Detailliert hatte Bader über einzelne Zahlen informiert und auch erläutert, von welchen Institutionen oder Stiftungen Fördergelder bereits zugesagt oder in Aussicht gestellt wurden. Klar ist demnach auch: Neben dem Land Baden-Württemberg, das sich mit 1,5 Millionen Euro an der am 27. April 2014 zu eröffnenden Landesausstellung beteiligt, steigen beispielsweise auch Tschechien und tschechische Institutionen mit rund 1 Million Euro ein.

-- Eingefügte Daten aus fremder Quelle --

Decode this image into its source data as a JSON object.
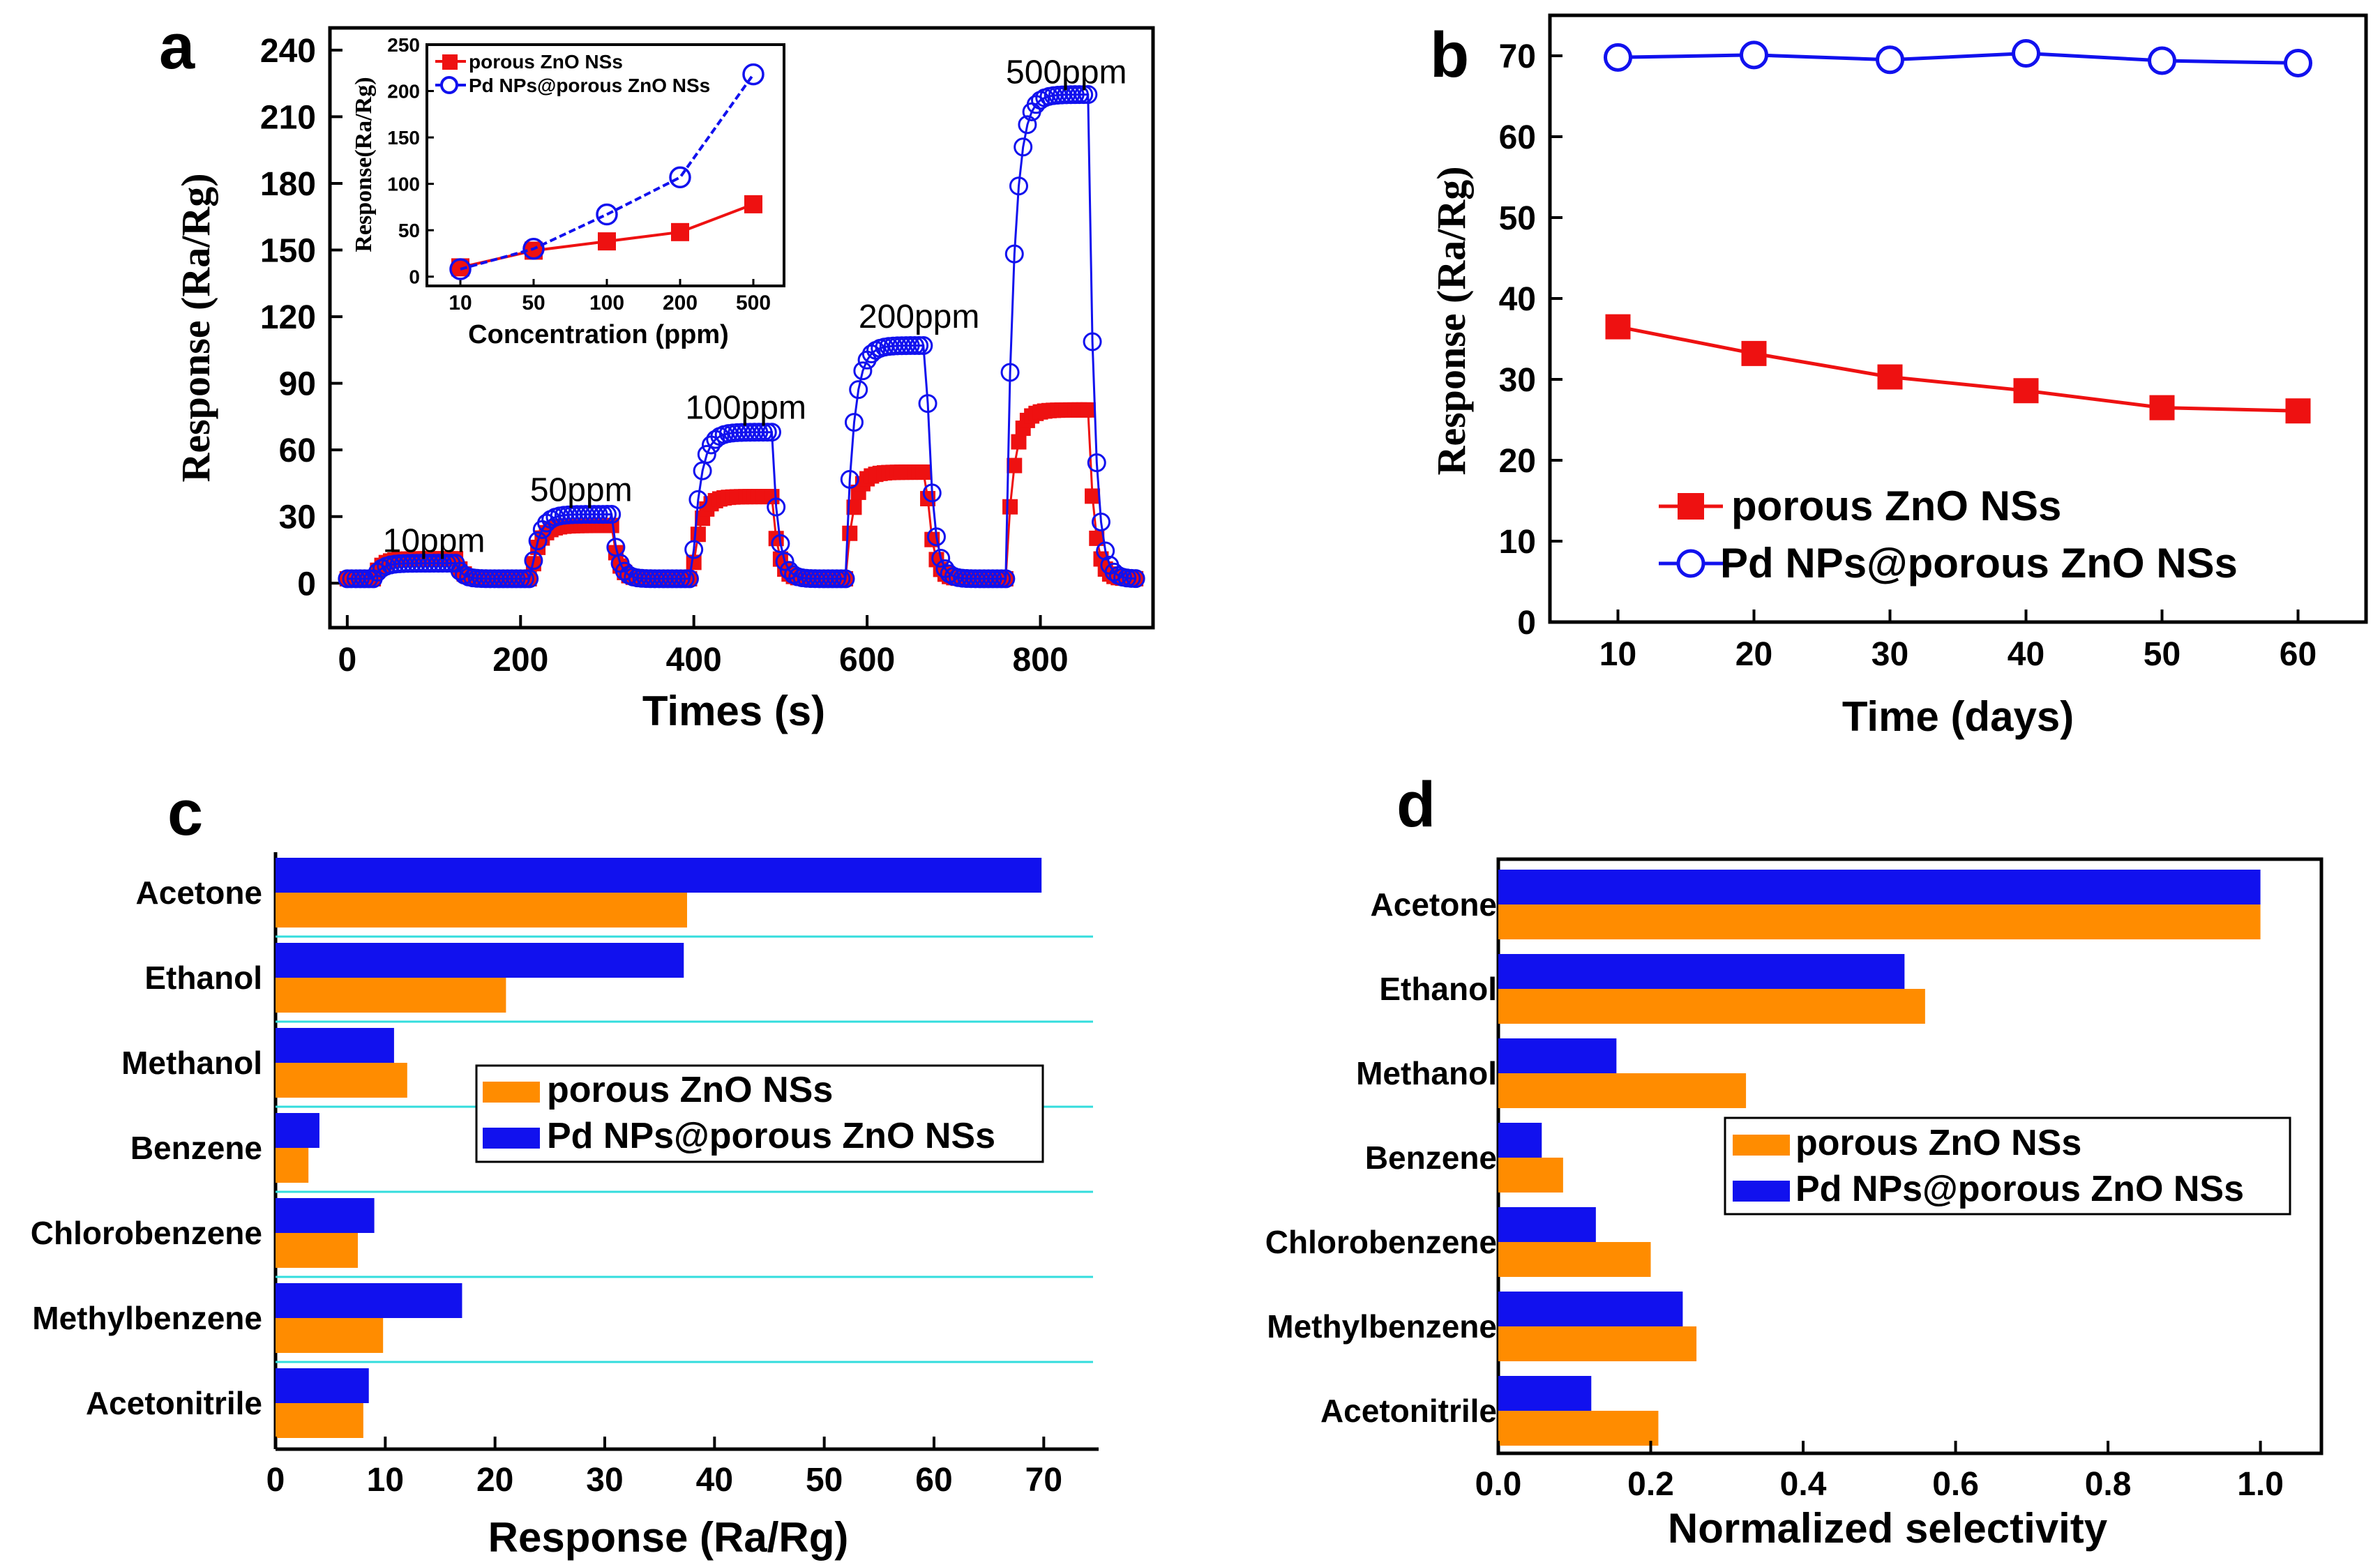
{
  "colors": {
    "red": "#ee1111",
    "blue": "#1111ee",
    "orange": "#ff8c00",
    "cyan": "#33dddd",
    "axis": "#000000"
  },
  "chart_data": [
    {
      "id": "a",
      "panel_label": "a",
      "type": "line",
      "xlabel": "Times (s)",
      "ylabel": "Response (Ra/Rg)",
      "xlim": [
        -20,
        930
      ],
      "ylim": [
        -20,
        250
      ],
      "xticks": [
        0,
        200,
        400,
        600,
        800
      ],
      "yticks": [
        0,
        30,
        60,
        90,
        120,
        150,
        180,
        210,
        240
      ],
      "annotations": [
        {
          "text": "10ppm",
          "x": 100,
          "y": 14
        },
        {
          "text": "50ppm",
          "x": 270,
          "y": 37
        },
        {
          "text": "100ppm",
          "x": 460,
          "y": 74
        },
        {
          "text": "200ppm",
          "x": 660,
          "y": 115
        },
        {
          "text": "500ppm",
          "x": 830,
          "y": 225
        }
      ],
      "series": [
        {
          "name": "porous ZnO NSs",
          "color": "red",
          "marker": "square",
          "cycles": [
            {
              "on": 30,
              "off": 125,
              "level": 11
            },
            {
              "on": 212,
              "off": 305,
              "level": 26
            },
            {
              "on": 398,
              "off": 490,
              "level": 39
            },
            {
              "on": 575,
              "off": 668,
              "level": 50
            },
            {
              "on": 760,
              "off": 855,
              "level": 78
            }
          ]
        },
        {
          "name": "Pd NPs@porous ZnO NSs",
          "color": "blue",
          "marker": "circle",
          "cycles": [
            {
              "on": 30,
              "off": 125,
              "level": 9
            },
            {
              "on": 212,
              "off": 305,
              "level": 31
            },
            {
              "on": 398,
              "off": 490,
              "level": 68
            },
            {
              "on": 575,
              "off": 668,
              "level": 107
            },
            {
              "on": 760,
              "off": 855,
              "level": 220
            }
          ]
        }
      ],
      "inset": {
        "type": "line",
        "xlabel": "Concentration (ppm)",
        "ylabel": "Response(Ra/Rg)",
        "categories": [
          "10",
          "50",
          "100",
          "200",
          "500"
        ],
        "ylim": [
          -10,
          250
        ],
        "yticks": [
          0,
          50,
          100,
          150,
          200,
          250
        ],
        "legend": [
          "porous ZnO NSs",
          "Pd NPs@porous ZnO NSs"
        ],
        "series": [
          {
            "name": "porous ZnO NSs",
            "color": "red",
            "marker": "square",
            "values": [
              10,
              28,
              38,
              48,
              78
            ]
          },
          {
            "name": "Pd NPs@porous ZnO NSs",
            "color": "blue",
            "marker": "circle",
            "values": [
              8,
              30,
              67,
              107,
              218
            ]
          }
        ]
      }
    },
    {
      "id": "b",
      "panel_label": "b",
      "type": "line",
      "xlabel": "Time (days)",
      "ylabel": "Response (Ra/Rg)",
      "xlim": [
        5,
        65
      ],
      "ylim": [
        0,
        75
      ],
      "xticks": [
        10,
        20,
        30,
        40,
        50,
        60
      ],
      "yticks": [
        0,
        10,
        20,
        30,
        40,
        50,
        60,
        70
      ],
      "x": [
        10,
        20,
        30,
        40,
        50,
        60
      ],
      "legend": [
        "porous ZnO NSs",
        "Pd NPs@porous ZnO NSs"
      ],
      "series": [
        {
          "name": "porous ZnO NSs",
          "color": "red",
          "marker": "square",
          "values": [
            36.5,
            33.2,
            30.3,
            28.6,
            26.5,
            26.1
          ]
        },
        {
          "name": "Pd NPs@porous ZnO NSs",
          "color": "blue",
          "marker": "circle",
          "values": [
            69.8,
            70.1,
            69.5,
            70.3,
            69.4,
            69.1
          ]
        }
      ]
    },
    {
      "id": "c",
      "panel_label": "c",
      "type": "bar",
      "orientation": "horizontal",
      "xlabel": "Response (Ra/Rg)",
      "xlim": [
        0,
        75
      ],
      "xticks": [
        0,
        10,
        20,
        30,
        40,
        50,
        60,
        70
      ],
      "categories": [
        "Acetone",
        "Ethanol",
        "Methanol",
        "Benzene",
        "Chlorobenzene",
        "Methylbenzene",
        "Acetonitrile"
      ],
      "legend": [
        "porous ZnO NSs",
        "Pd NPs@porous ZnO NSs"
      ],
      "series": [
        {
          "name": "porous ZnO NSs",
          "color": "orange",
          "values": [
            37.5,
            21,
            12,
            3,
            7.5,
            9.8,
            8
          ]
        },
        {
          "name": "Pd NPs@porous ZnO NSs",
          "color": "blue",
          "values": [
            69.8,
            37.2,
            10.8,
            4,
            9,
            17,
            8.5
          ]
        }
      ]
    },
    {
      "id": "d",
      "panel_label": "d",
      "type": "bar",
      "orientation": "horizontal",
      "xlabel": "Normalized selectivity",
      "xlim": [
        0,
        1.08
      ],
      "xticks": [
        0.0,
        0.2,
        0.4,
        0.6,
        0.8,
        1.0
      ],
      "tick_format": 1,
      "categories": [
        "Acetone",
        "Ethanol",
        "Methanol",
        "Benzene",
        "Chlorobenzene",
        "Methylbenzene",
        "Acetonitrile"
      ],
      "legend": [
        "porous ZnO NSs",
        "Pd NPs@porous ZnO NSs"
      ],
      "series": [
        {
          "name": "porous ZnO NSs",
          "color": "orange",
          "values": [
            1.0,
            0.56,
            0.325,
            0.085,
            0.2,
            0.26,
            0.21
          ]
        },
        {
          "name": "Pd NPs@porous ZnO NSs",
          "color": "blue",
          "values": [
            1.0,
            0.533,
            0.155,
            0.057,
            0.128,
            0.242,
            0.122
          ]
        }
      ]
    }
  ]
}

Die Tschechen wollen sich indes vornehmlich um die Erinnerung an den Reformator Jan Hus kümmern, der während des Konzils verbrannt wurde. Und: Der geplante Handwerker-Mittelaltermarkt soll nun rund um die Stephanskirche aufgebaut werden. Ob die Tourist-Info (TIK) das Ganze selbst aufbauen soll oder ob es am Ende eine privat-wirtschaftliche Agentur ausrichtet, ist offen.

Ansonsten gab es neben viel Lob für Ruth Bader und ihre Mannschaft auch ein klein wenig Kritik. So fragte sich Jürgen Leipold (SPD) einmal mehr, wie denn der Spannungsbogen des Jubiläums über fünf Jahre gehalten werden sollte. Zudem forderte er, dass man bald möglichst mal Klarheit über ein Gesamt-Finanzkonzept haben sollte, das auch durch den Gemeinderat zu verabschieden wäre. „Immer nur einzelne Maßnahmen zu besprechen, Mittel dafür freizugeben und am Ende zu merken, dass das Geld fürs Ganze nicht reicht, wäre fatal“, so Leipold. Spätestens zur Beratung des Doppelhaushalts 2013/2014 soll nun eine Gesamtfinanzierung festgelegt werden.

Erwähnenswert war indes auch ein anderer Satz, der sich in den Unterlagen zur Sitzung fand. Demnach gibt es große Unterschiede zwischen der Wahrnehmung des Konstanzer Konzils in Konstanz und außerhalb von Konstanz. „Daher stellt es sich nach wie vor als Herausforderung dar, in Konstanz den Blick auf das Konzil zu weiten, die europäische Bedeutung sowie den Kultur- und Wissensaustausch in den Fokus zu rücken.“ Das hat fast was Biblisches – oder wie war das mit dem Wert des Propheten in seinem eigenen Land?